Пьер, или Двусмысленности | страница 134



Но не станем больше доискиваться других и вовсе не уловимых смыслов, что пресмыкались у подножия этой колоссальной массивной скалы, скрытой от взоров простых поселян, однако обнаруженной Пьером, который разглядел Скалу Мемнона в ее чертах. Мемнон же был полубог, любимый сын Эос и царя Египта, который, взойдя на царский престол, с романтическим безрассудством бросился на защиту одной из сторон праведного дела, а там встретился в битве с сильнейшим противником и принял от него мальчишескую и в высшей степени печальную смерть под стенами Трои. Его убитые горем соратники возвели монумент в Египте, чтобы почтить память о его ранней кончине[100]. И с той поры на каждом рассвете, чуть только согреет безутешная Аврора своими лучами статую, как она начинает издавать печальные, надорванные стоны, словно то струны арфы, что порвались от чрезмерного натяжения.

Безбрежное море скорби открывается взору в этой истории. Ибо сей печальный миф повествует нам о воплощенном гамлетизме античного мира, о гамлетизме, что произнес три тысячи лет назад: «Цветы добродетели пали под серпом редчайшего несчастия». И английская трагедия есть не что иное, как египетский миф о Мемноне, что преобразился под пером Монтеня и приобрел современный характер, ибо, будучи простым смертным, Шекспир также имел предшественников.

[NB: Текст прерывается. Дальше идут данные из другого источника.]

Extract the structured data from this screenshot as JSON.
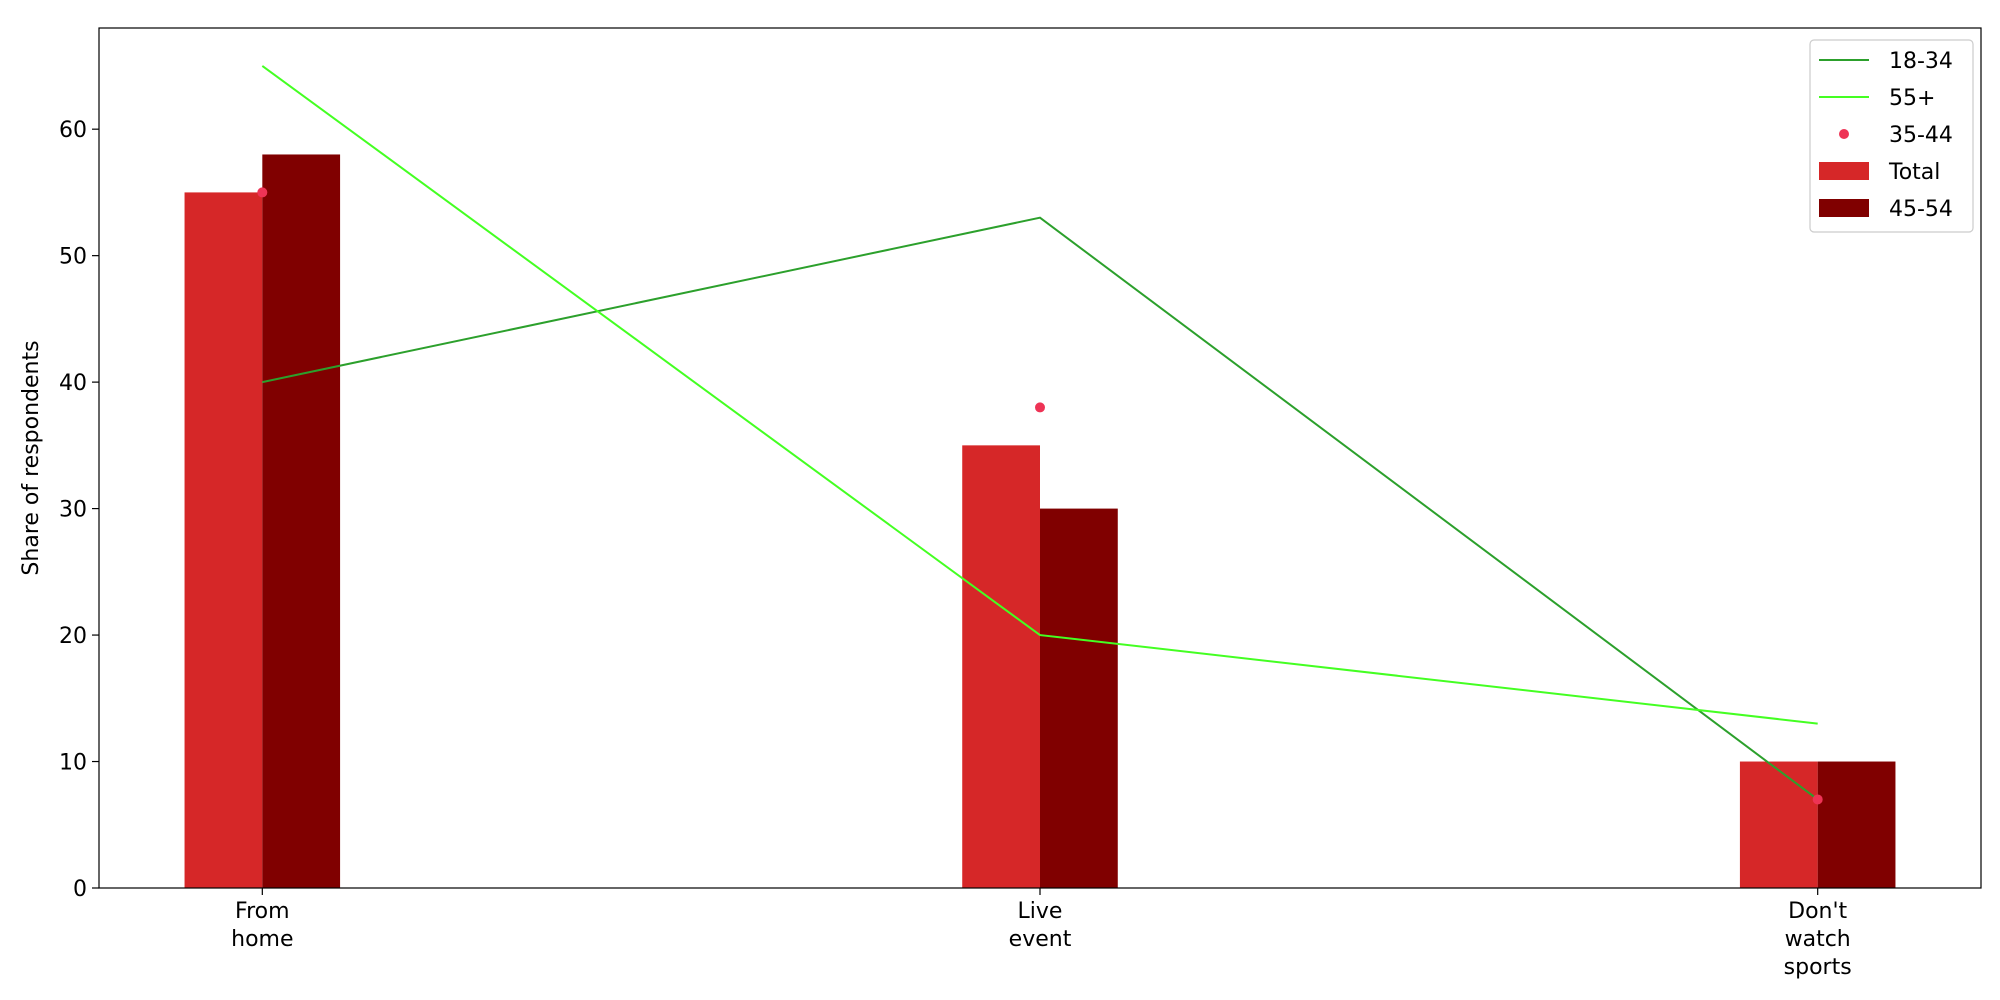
{
  "chart_data": {
    "type": "bar",
    "categories": [
      [
        "From",
        "home"
      ],
      [
        "Live",
        "event"
      ],
      [
        "Don't",
        "watch",
        "sports"
      ]
    ],
    "ylabel": "Share of respondents",
    "xlabel": "",
    "ylim": [
      0,
      68
    ],
    "yticks": [
      0,
      10,
      20,
      30,
      40,
      50,
      60
    ],
    "grid": false,
    "legend_position": "top-right",
    "bar_series": [
      {
        "name": "Total",
        "values": [
          55,
          35,
          10
        ],
        "color": "#d62728"
      },
      {
        "name": "45-54",
        "values": [
          58,
          30,
          10
        ],
        "color": "#800000"
      }
    ],
    "line_series": [
      {
        "name": "18-34",
        "values": [
          40,
          53,
          7
        ],
        "color": "#2ca02c"
      },
      {
        "name": "55+",
        "values": [
          65,
          20,
          13
        ],
        "color": "#44ff22"
      }
    ],
    "scatter_series": [
      {
        "name": "35-44",
        "values": [
          55,
          38,
          7
        ],
        "color": "#ee3355"
      }
    ],
    "legend_order": [
      "18-34",
      "55+",
      "35-44",
      "Total",
      "45-54"
    ]
  }
}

Подобно Колоссу Мемнона, что сохранился до наших времен, и по сей день найдутся в иных царских семьях (поскольку и Мемнон, и Гамлет были сыновьями королей) молодые люди, у коих в душе идет борьба благородных страстей, но кои всегда терпят кораблекрушение надежд, и сей меланхолический тип воплощен в данной статуе. Но сладкозвучные горестные стоны колосса Мемнона давно смолкли; ныне он онемел. Самая достойная эмблема для утвержденья, что поэзия с давних пор и освящала, и хоронила все печальные обычаи человеческой жизни, а в эпоху, что высмеивает все на свете, в эпоху бессодержательную, прозаическую и бессердечную, сладкоголосые песни Авроры задушили наши пески, что поглотили сам монумент и заставили навеки умолкнуть его погребальную песнь.

VII

Когда в тот день Пьер блуждал по лесам, все мысли оставили его, кроме тех, что относились к Изабелл. Он пытался уплотнить мистический туман в ее рассказе до некоего четкого и понятного сюжета. Он сделал естественный вывод, что путаница, на кою она неоднократно намекала во время их беседы, то и дело увлекала ее на отступления от главного повествования; и она же в конце концов понудила Изабелл оборвать свой рассказ, оставив его в неожиданной и полной загадок неизвестности. Но вместе с тем он был уверен, что так вышло без всякого умысла с ее стороны и теперь, без сомнения, она сама об этом сожалеет, а потому он верил, что в предстоящей второй беседе разъяснится большинство мистических подробностей, полагая, что их разлука на день вполне ее успокоила, а также лишила ее уже некой доли таинственности в его глазах; он поэтому не так уж обвинял себя в беспечности, что проявилась, когда он назвал точное время, на которое должно было прерваться их общение. И впрямь, стоило ему подумать о том, какова продолжительность светового дня начиная с зари, и день сразу показался ему бессмертным и бескрайним. Он не мог вынести вида человеческого лица или жилища; и возделанное поле, и чья-то пашня, и некогда срубленная сосна, что стала гниющим бревном, и всякий след от прикосновения руки человеческой был ему равно и чужд, и противен. Более того, все воспоминания и образы, кои его сознание относило к человечеству в размытом и общем смысле, даже они самым непостижимым образом стали ему временно ненавистны. И при этом, когда непроходимое отвращение застлало ему взор сразу на два мира – на тот, что мы видим снаружи, и на тот, что мы созерцаем внутри, – тем не менее, бороздя бурные воды в самых отдаленных и таинственных областях своего разума, Пьер не мог там отыскать ни единой зеленой ветви мысли, на кою вспорхнула бы его измученная душа.